Na noite de ontem, 11 de maio de 2016, participei da primeira reunião da “Frente dxs Plurais”, iniciativa organizada pela professora da Rede Municipal de Educação de Belo Horizonte, Patrícia Santana.

Por Luana Tolentino, especial para o Viomundo

A Frente nasceu com o objetivo de impedir a aprovação do Projeto de Lei 1911/16, capitaneado pelo vereador Sergio Fernando, do PV. Caso seja aprovada na Câmara, será implementada nas instituições públicas de ensino da capital mineira a “Escola sem Partido”, aberração política de cunho fascista. No texto do PL, lê-se:

Art. 2. – É vedado ao professor, no exercício de suas funções, a prática de doutrinação política ou ideológica bem como a veiculação de conteúdos ou a realização de atividades de cunho religioso ou moral que possam estar em conflito com as convicções dos pais ou responsáveis pelos estudantes.

Enquanto a democracia era dilapidada no Senado Federal, no Sindicato de Professores de BH, nós — um grupo de vinte profissionais da educação, do movimento LGBT, da área da saúde — discutíamos não só ações para barrar esse projeto supracitado, mas também alternativas para conter o avanço do conservadorismo e do fundamentalismo religioso cada vez mais presente nas escolas.

Mesmo sabendo que em todo o Brasil o clima era de incredulidade, dor e revolta pelo afastamento da presidenta Dilma Rousseff, o meu coração estava em festa naquele momento.

Explico.

Sentia-me profundamente feliz por estar ao lado de professores empenhados em democratizar o ensino através de práticas educativas que garantam o respeito a toda diversidade existente no ambiente escolar. Estava rodeada de colegas conscientes de que para que haja mudanças, torna-se necessário que nos posicionemos enquanto protagonistas, enquanto sujeitos vivos e ativos na construção de um Brasil mais justo e igualitário, principalmente para os grupos historicamente excluídos, como é o caso das mulheres, dos negros, dos indígenas, dos homo e transexuais.

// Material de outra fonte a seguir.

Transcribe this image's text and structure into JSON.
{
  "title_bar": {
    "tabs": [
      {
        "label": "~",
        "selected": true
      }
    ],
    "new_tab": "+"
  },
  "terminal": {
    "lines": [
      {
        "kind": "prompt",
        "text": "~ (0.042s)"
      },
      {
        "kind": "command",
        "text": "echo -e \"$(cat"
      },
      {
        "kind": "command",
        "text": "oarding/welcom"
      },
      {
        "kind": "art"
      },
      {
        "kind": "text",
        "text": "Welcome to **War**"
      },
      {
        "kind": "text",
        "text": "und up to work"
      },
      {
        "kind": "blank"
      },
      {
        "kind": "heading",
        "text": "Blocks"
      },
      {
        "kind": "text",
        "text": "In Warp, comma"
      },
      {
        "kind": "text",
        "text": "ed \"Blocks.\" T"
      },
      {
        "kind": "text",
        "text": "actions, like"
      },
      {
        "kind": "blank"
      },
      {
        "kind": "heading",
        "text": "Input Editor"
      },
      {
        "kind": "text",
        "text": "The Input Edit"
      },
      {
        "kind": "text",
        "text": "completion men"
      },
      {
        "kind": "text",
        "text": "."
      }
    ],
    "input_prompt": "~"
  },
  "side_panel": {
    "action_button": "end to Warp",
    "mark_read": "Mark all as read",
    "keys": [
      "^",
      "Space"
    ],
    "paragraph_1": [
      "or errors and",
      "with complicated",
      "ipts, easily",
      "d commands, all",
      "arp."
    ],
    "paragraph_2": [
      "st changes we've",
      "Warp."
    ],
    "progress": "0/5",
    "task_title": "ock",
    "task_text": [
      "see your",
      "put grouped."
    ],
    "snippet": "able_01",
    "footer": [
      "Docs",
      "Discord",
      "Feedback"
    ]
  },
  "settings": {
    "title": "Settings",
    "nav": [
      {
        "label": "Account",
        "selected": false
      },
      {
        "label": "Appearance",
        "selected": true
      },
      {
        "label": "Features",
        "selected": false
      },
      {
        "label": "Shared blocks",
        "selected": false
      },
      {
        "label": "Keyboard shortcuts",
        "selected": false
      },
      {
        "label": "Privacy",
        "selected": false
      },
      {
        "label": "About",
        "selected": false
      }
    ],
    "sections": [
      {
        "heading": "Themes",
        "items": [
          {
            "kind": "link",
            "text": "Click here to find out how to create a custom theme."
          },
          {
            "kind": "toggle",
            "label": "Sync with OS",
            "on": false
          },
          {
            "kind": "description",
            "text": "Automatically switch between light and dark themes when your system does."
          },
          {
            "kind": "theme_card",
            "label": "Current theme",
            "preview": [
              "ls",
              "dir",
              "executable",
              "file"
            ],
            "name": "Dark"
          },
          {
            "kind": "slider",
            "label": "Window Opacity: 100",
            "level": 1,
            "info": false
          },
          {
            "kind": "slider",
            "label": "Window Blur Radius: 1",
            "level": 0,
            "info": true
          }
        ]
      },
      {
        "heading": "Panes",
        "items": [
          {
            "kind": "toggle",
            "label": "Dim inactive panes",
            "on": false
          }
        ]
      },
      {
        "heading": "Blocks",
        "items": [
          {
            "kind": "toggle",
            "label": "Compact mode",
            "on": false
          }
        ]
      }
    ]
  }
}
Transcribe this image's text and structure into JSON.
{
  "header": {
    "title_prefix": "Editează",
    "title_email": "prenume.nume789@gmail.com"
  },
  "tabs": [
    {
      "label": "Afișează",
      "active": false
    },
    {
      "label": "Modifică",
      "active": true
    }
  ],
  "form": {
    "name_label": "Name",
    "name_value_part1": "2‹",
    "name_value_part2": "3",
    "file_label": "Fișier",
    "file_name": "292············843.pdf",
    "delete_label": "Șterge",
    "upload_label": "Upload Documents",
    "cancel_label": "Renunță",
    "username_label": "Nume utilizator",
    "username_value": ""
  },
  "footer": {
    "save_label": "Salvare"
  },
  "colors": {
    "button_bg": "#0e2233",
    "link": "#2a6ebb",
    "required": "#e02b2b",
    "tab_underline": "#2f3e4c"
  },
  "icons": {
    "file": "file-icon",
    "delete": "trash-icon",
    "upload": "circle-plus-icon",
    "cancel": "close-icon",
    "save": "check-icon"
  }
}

A verdade é que, durante pouco mais de duas horas, subvertermos todo um imaginário social que há tempos enxerga os professores apenas como meros transmissores de conhecimento, resignados diante do descaso que esse país tem para conosco.

Horas antes do golpe ser consumado em Brasília, resistíamos.

Resistíamos à invisibilidade e ao silenciamento que parlamentares tentam nos impor através de leis esdrúxulas.

Resistíamos ao oportunismo daqueles que, de posse de cargos públicos, têm usado a religião para justificar o ódio, a intolerância, a mentira e a hipocrisia.

Resistíamos aos que nos acusam de não termos consciência de classe.

Resistíamos ao lado dos estudantes secundaristas que lá estavam, e, mais do que nunca, têm nos ensinado o significado da palavra resistência.

Na noite de ontem, tal qual ocorreu em 1954 e em 1964, o Brasil sofreu mais um duro golpe.

A esta altura, Temeres, Cunhas, Martas, Janaínas, Bolsonaros, Aécios, Renans, Frotas, Felicianos e todos aqueles que se coadunam com o que há de mais sórdido nesse país, comemoram, soltam fogos, batem panelas.

Tiririca e Tia Eron provavelmente dão risada. Jamais me esquecerei do voto desses dois na vergonhosa noite de 17 abril. Lembrarei sempre do palhaço que conheceu de perto a fome e, mesmo assim, se juntou à elite. Lembrarei também da deputada negra que, de maneira sórdida, para satisfazer os interesses da Casa Grande, que a ofende, humilha e despreza, teve a coragem de chamar políticas públicas como as cotas de “migalhas”.

Na noite de ontem, muitos de nossos sonhos foram frustrados. O meu voto e os de outros 54.501.117 brasileiros foram descartados, como se não tivessem nenhum valor.

Contudo, nessa mesma noite, no centro de Belo Horizonte, a minha vontade de lutar, que havia se esvaído ao final da votação do impeachment na Câmara dos Deputados, voltou. E ainda com mais força.

Pode ser que tenhamos dificuldades para organizar os próximos encontros da “Frente”. A perseguição aos movimentos sociais e a grupos que defendem a democracia tende a se exacerbar.

Apesar da previsão de tempos de profundo obscurantismo, carrego comigo a certeza de que independente do que aconteça, haverá luta. Haverá resistência. Em todos os sentidos. Sempre. Nos sindicatos, nas igrejas, nas escolas, nas universidades, nos bares.

Como diria o mestre combativo Chico Buarque de Holanda, haverá resistência também “no palco, na praça, no circo, num banco de jardim, debaixo da ponte…” E ela já começou.

Resistência. Daqui pra frente, essa é a palavra de ordem.

Luana Tolentino é Professora e Historiadora. É ativista dos movimentos Negro e Feminista.